Ancak yine de, Mesih’in sonsuz oğulluğuna gösterilen bu aşırı tepki, hem gereksiz hem de temelsizdir. Yalnızca “bağrındaki” terimi bile, Baba ile fiziksel bir soy ilişkisine değil, Baba ile özel bir ilişkiye işaret edildiğini açıklar. Kutsal Kitap’ta yer alan “İlk doğan” ifadesi gibi (Koloseliler 1:15), bu ifadenin anlamı, zaman içinde değil, derece içinde ( Ayetler 16-17) öncelik anlamına gelir. Bu terim, New International Version’unda tercüme edilmiş olduğu gibi, Tanrı’nın “tek ve Biricik Oğlu” şeklinde de çevrilebilir. Bu terim, Baba tarafından yaratılmış olmayı değil, O’nun ile olan eşsiz ilişkiyi ima eder. Nasıl yersel bir babanın ve oğlunun özel bir evlat ilişkisi var ise, aynı şekilde sonsuz Baba ve sonsuz Oğul da birbirleri ile eşsiz bir ilişkiye sahiptirler. Bu ilişki herhangi bir fiziksel soya işaret etmez, Baba’dan sonsuz bir şekilde meydana çıkma olgusunu ima eder. Nasıl Müslümanlar için Tanrı Sözü (Kuran), Tanrı ile eşit olmasa bile sonsuz bir şekilde Tanrı’dan meydana çıktı ise, Hristiyanlar için de Mesih aynı şekilde Tanrı’nın “Sözü’dür” (4:171). “Soy” ve “meydana çıkma” gibi sözcükler Mesih ile ilgili olarak Hristiyanlar tarafından dünyevi ve fiziksel bir anlamda değil, evlat ile ilgili bir ilişki türü anlamında kullanılırlar.

Mesih’in oğulluğunu yanlış anlama konusu, bazı Müslüman bilginlerin bu konuyu, Mesih’in bir bakireden doğması ile karıştırdıkları zaman, bir doruk noktasına ulaşır.
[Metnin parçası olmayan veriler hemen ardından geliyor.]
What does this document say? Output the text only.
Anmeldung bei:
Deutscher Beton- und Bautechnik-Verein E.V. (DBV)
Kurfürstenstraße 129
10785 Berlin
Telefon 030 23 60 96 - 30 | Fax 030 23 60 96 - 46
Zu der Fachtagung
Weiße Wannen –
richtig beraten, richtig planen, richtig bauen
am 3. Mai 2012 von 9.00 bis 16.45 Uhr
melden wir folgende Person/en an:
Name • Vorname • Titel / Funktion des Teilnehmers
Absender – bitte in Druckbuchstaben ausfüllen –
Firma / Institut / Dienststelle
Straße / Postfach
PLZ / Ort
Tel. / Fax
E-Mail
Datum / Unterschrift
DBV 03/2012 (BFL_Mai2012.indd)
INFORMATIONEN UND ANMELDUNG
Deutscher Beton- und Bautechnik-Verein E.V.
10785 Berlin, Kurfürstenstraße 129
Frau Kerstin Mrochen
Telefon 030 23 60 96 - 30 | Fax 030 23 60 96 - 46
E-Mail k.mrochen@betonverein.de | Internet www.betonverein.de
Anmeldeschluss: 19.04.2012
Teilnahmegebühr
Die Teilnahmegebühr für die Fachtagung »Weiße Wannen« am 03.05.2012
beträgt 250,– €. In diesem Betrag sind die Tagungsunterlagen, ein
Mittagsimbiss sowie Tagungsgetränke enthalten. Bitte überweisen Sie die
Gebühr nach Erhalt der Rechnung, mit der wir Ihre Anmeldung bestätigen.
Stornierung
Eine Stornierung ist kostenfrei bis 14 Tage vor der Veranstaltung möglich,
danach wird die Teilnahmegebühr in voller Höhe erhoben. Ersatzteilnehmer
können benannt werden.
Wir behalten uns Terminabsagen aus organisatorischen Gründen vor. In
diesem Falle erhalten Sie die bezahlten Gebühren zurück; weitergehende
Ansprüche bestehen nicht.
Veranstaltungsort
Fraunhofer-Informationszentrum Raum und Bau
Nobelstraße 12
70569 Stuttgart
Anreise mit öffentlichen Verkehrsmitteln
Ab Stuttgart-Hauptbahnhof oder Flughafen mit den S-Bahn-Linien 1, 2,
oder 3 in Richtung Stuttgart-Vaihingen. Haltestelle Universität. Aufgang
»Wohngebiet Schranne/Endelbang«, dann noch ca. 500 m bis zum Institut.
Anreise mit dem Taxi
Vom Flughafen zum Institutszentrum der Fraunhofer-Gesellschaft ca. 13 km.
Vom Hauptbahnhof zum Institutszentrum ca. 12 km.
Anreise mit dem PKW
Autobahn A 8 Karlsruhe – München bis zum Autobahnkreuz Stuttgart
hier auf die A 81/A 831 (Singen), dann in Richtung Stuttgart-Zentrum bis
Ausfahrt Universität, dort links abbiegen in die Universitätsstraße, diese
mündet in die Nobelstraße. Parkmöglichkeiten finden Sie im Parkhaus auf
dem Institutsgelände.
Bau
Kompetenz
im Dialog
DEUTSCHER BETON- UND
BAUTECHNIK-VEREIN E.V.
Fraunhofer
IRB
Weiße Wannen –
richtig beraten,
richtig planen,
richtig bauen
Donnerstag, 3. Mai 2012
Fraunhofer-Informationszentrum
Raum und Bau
Shorrosh’un söylediği gibi, pek çok Müslüman, Hristiyanlar’ın “Meryem’i bir tanrıça, İsa’yı onun oğlu ve Gücü Her Şeye Yeten Tanrı’yı Meryem’in kocası” yaptıklarına inanır.” 4 Ruhsal bir gerçeğin böylesine yanlış bir anlayış ile değerlendirilmesi sonucu, Müslümanlar’ın sonsuz Baba ve Oğul kavramını reddetmeleri aslında şaşırtıcı değildir.

Müslümanlar’daki bu anlayışın nedeni Karan’daki şu ayet olabilir: “Ey Meryem oğlu İsa! Sen mi insanlara, Allah’ı bırakarak beni ve anamı iki ilah edinin, dedin?” (5:116). Muhammed’den yüzlerce yıl önce yaşayan Hristiyanlar bile Mesih’in oğulluğu hakkındaki böylesine büyük bir yanlış anlamayı kabul etmediler ve yargıladılar. M.S. yaklaşık 306 yılında Hristiyan yazar Lactantius’un sözlerinden bir aktarma yapalım: “‘Tanrı’nın Oğlu’ sözlerinin konuşulduğunu duyan biri, zihninde asla Tanrı’nın evlilik ve bir kadın ile birleşme aracılığı ile bir doğum hasıl ettiği gibi korkunç bir kötülüğe yer vermemelidir, – bu durum yalnızca bir bedene sahip ve ölüme mahkum bir hayvan tarafından yapılabilecek bir şeydir.” Ayrıca, “Tanrı tek başına olduğu için, O kiminle bir araya gelebilir? Ya da O istediği her şeyi yapabilecek çok büyük bir güce sahip olduğu için yaratma amacı için başka birinin arkadaşlığına ihtiyaç duymadığı kesindir.” 5 Özetlenecek olursa, Müslümanlar’ın Mesih’in sonsuz oğulluğunu reddetmeleri çok ciddi bir yanlış anlamanın üzerine bina edilmiştir: Mesih için, Tanrı’nın Oğlu olmanın ne anlama geldiği hakkındaki Hristiyan kavramını algılayamazlar. “Oğul” sözcüğü, mecazi bir manada anlaşılmalıdır (Arapça dilindeki ibn sözcüğü gibi), “Oğul” sözcüğü, (Arapça dilindeki veled sözcüğü gibi) fiziksel bir anlam taşımaz.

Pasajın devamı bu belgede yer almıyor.